The "s3get.py" is a simple python script I wrote using the boto framework to download a single file or a group of files for a given bucket depending on how much or little of a key's name I provided (from nothing to fetch the entire bucket, which is what I do above, to a specific named key as the second parameter). This script will check for the existence of the base name of the key in the current working directory and skip if if a file of the same name exists (this is one of things that makes the bash script above re-entrant).

s3get.py:

 1
 2
 3
 4
 5
 6
 7
 8
 9
10
11
12
13
14
15
16
17
18
19
20
21
22
23
24
25
26
27
28
29
30
31
32
33
34
#!/usr/bin/python
from boto.s3.connection import S3Connection
from boto.s3.bucket import Bucket
import os
import sys

def main():
    if len(sys.argv) < 2:
        sys.exit('s3get.py BUCKET [PREFIX]')

    c = S3Connection()
    b = c.get_bucket(sys.argv[1])

    blist = None
    if len(sys.argv) == 3:   
        blist = b.list(prefix=sys.argv[2])
    else:
        blist = b.list()

    for k in blist:
        fname = os.path.basename(k.name)
        if os.path.exists(fname):
            print "Local copy of %s already exists." % fname
            continue

        try:
            print "Fetching %s" % (k.name)
        except:
            print "Fetching a file that had unprintable characters in filename"

        k.get_contents_to_filename(fname, cb=None, num_cb=10)

if __name__ == "__main__":
    main()

As stated previously, in order for these boto framework based python scripts to work, your id and secret key variables should be set.

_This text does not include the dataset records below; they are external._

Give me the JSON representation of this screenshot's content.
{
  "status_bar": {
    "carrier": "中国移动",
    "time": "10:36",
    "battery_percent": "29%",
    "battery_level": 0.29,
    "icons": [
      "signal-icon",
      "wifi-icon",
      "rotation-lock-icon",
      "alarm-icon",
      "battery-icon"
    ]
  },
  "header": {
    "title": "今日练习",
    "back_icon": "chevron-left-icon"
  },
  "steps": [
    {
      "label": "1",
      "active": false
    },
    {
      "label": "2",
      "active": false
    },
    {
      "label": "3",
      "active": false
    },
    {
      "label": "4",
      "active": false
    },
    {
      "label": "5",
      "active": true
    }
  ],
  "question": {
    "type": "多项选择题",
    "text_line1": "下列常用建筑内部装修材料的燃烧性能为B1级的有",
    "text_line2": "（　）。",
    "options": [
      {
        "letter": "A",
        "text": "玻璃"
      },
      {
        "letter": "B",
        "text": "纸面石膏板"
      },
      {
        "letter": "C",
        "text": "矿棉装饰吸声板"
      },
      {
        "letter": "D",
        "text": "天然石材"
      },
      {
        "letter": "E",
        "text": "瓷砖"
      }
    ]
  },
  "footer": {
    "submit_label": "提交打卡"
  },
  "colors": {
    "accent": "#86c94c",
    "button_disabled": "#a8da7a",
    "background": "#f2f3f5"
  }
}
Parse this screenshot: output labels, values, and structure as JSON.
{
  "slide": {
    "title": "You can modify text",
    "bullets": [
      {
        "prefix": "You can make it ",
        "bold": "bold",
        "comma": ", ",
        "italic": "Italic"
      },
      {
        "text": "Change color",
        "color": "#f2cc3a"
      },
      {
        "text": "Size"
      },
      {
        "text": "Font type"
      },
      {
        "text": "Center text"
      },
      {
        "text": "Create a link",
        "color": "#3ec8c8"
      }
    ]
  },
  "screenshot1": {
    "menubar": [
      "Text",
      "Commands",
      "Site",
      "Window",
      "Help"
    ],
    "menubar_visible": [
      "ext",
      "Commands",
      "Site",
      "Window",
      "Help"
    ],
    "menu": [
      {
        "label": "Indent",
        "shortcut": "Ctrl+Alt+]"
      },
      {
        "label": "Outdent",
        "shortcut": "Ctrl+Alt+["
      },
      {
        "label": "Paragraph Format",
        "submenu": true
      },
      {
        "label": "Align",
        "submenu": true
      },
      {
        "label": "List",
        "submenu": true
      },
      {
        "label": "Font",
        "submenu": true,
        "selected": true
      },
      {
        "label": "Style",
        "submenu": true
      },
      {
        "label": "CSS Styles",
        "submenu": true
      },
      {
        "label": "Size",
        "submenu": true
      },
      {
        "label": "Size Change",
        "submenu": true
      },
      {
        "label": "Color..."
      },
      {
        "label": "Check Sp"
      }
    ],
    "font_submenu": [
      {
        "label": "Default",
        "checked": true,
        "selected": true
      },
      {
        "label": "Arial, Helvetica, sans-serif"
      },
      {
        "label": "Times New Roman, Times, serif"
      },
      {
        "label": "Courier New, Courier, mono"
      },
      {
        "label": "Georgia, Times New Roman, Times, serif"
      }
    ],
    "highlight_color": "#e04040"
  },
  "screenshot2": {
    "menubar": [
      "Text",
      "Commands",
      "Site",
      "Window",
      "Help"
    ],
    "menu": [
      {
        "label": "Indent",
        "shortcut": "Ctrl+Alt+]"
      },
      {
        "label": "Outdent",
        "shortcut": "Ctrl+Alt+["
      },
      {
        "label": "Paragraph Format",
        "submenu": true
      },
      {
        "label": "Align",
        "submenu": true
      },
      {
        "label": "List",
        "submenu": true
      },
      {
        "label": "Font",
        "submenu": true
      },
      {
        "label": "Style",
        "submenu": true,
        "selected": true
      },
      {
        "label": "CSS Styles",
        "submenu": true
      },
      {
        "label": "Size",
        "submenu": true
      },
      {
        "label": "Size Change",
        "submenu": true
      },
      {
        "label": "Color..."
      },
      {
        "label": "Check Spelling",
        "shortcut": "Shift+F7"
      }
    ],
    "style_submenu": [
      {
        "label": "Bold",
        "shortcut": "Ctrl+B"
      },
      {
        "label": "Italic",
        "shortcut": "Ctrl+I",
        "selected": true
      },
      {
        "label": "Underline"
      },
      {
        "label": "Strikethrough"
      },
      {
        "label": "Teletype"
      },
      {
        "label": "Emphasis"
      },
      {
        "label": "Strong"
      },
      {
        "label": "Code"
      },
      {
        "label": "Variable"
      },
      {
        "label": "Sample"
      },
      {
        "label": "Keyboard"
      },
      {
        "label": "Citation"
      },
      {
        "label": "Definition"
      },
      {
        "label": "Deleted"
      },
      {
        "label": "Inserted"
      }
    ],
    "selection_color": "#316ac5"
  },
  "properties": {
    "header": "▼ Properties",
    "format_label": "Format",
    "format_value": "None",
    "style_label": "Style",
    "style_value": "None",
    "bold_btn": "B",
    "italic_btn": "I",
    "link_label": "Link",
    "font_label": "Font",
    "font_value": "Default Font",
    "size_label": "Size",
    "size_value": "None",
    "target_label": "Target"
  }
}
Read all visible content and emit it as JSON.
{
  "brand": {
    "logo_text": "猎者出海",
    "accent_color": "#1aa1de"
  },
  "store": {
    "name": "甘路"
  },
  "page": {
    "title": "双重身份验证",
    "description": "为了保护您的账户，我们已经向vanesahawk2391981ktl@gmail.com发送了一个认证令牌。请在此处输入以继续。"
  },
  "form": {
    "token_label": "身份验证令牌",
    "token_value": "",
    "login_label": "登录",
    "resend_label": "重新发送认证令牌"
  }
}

Finally, make sure you have a local mysql server running with an database called "logs" and a single table called "log" with the following definition:

CREATE TABLE `log` (
  `bucket_owner` varchar(512) default NULL,
  `bucket` varchar(256) default NULL,
  `time` varchar(125) default NULL,
  `remote_ip` varchar(50) default NULL,
  `requestor` varchar(512) default NULL,
  `request_id` varchar(50) default NULL,
  `operation` varchar(125) default NULL,
  `keyname` varchar(2048) default NULL,
  `request_uri` varchar(4096) default NULL,
  `http_status` varchar(10) default NULL,
  `error_code` varchar(125) default NULL,
  `bytes_sent` int(11) default NULL,
  `object_size` int(11) default NULL,
  `total_time` int(11) default NULL,
  `turn_around_time` int(11) default NULL,
  `referrer` varchar(4096) default NULL,
  `user_agent` varchar(4096) default NULL,
  `ctime` datetime default NULL,
  UNIQUE KEY `unq_request_id_indx` (`request_id`)
) ENGINE=MyISAM DEFAULT CHARSET=latin1;

The "load_log_data.sql" script loads the data and transform the text date column into an actual date that will accept date functions for better manipulation and analyzing of the data:

LOAD DATA LOCAL INFILE 'clean_logs.txt' 
IGNORE
INTO TABLE log 
FIELDS TERMINATED BY ' ' 
OPTIONALLY ENCLOSED BY '"'
LINES TERMINATED BY '\n' 
(   bucket_owner, bucket, time, remote_ip, requestor, 
    request_id, operation, keyname, request_uri, 
    http_status, error_code, bytes_sent, object_size, 
    total_time, turn_around_time, referrer, user_agent
);
UPDATE log 
   SET ctime = CONVERT_TZ(STR_TO_DATE(time, '%d/%b/%Y:%k:%i:%s +0000'), '+00:00', '-05:00')
 WHERE ctime is null;

Lastly, you'll want to note that the Amazon S3 log datetime format is in GMT, I am in the CDT and so I want all my times local and relevant for me. Adjust the "'-05:00'" to match your locale or desired time zone.